If he believed in me... then I must do likewise!

Time for a Self-Analysis!
I am well organized.
My lessons are well prepared and delivered
in an interesting manner “lifting them out of the ordinary”.
Discipline and control, I've learned how to handle.
I don't tolerate ”nonsense”  or bullying or rudeness.
Deadlines on assignments are deadlines!
(late arrivals receive a penalty per day in marks)

At the beginning of each school year, my chat with the students
encourages each one to “do his best”
Not all will achieve 95%.  For some, their best is 70 or 60
and that is what I urge them to achieve.
Each student then, is a “winner” in his range of ability.
This reminder occurs again in January.

For 15 years, I taught classes full time...spending about 5 years with Grades 2 & 3
...about 5 years with Grades 5 & 6...and 5 years with Grade 8's.  This latter was a
“Home Room”...teaching Mathematics, History, Geography, English Literature
and English Composition.  I was fortunate to have “student teachers” every year
in each of these grades.

During the nine months per year of about 35 students per class, there are
numerous incidents about which I could write...enough to fill a book or two.
There are stories about Jerry and Teddy and every class,
there is distinct personality! 

A Few Highlights of My Teaching Career

The Gum Problem

As mentioned above, there are many memorable humourous moments of 
 “behavior”, of antics, of comments.  Here is one:  While teaching a lesson,
 I noticed a student chewing gum; while concentrating upon my presentation,
quickly I stated, “Lucy, put your bum in the gasket!”  The class was hilariously
amused!  This broke the tension of the lesson…quickly their attention was regained.
Another incident occurred when a student, to avoid a detention time, hid in his
locker, then was unable to get out.
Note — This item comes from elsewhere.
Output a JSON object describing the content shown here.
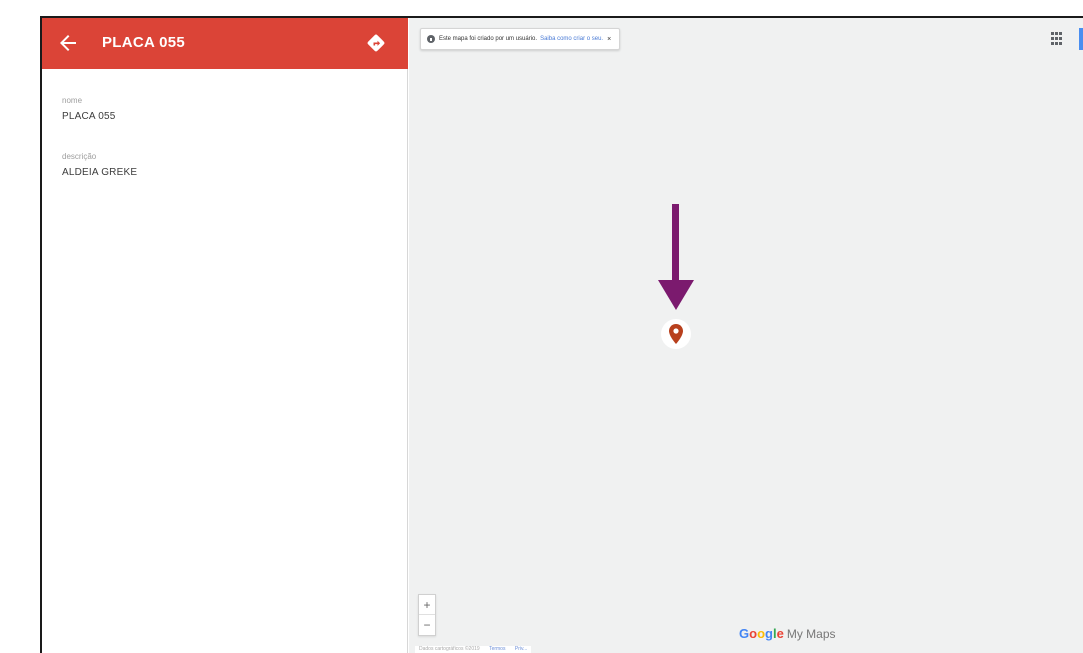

Missing from the classroom, we located him!

Advice From a Principal

Gordon, a tall good looking boy in Grade 8, sat at the back desk of the middle row
...slouching his way through classes.  He was often a disturbance!  It was early
October...and he was already distressing me.  I was  not making any progress
with him. Contacting the principal, Norman Leek asked if I could concentrate
on just one good point about this student...before speaking with him.”That might
be difficult to find,” I commented.  “Try!  It may affect how you speak to him,”
stated Mr .Leek.  Returning to the classroom, I studied Gordon with “new eyes”
~ his eyes were sky-blue!  This worked for me!  It toned my voice amazingly!

South America

My husband was Chilean and longed for me to visit his home country, taking our
young son who had just turned 4 years of age in November.  I scheduled January
and February to be away from my classroom (summer months in Chile). With my
Pentax camera and film, I flew from Toronto to New York then to Quayaquil in
Ecuador to meet my sister-in-law, her husband  and baby girl.  Mike, an
agronomist (specialist in agriculture and chemistry) was training native people
to make better utilize their lands at the foothills of the Andes Mountains.
On the weekend, we flew to Quito, Ecuador's capital city elevation of
9200 feet...with air very thin...and difficult to breathe.  Scenery was Superb!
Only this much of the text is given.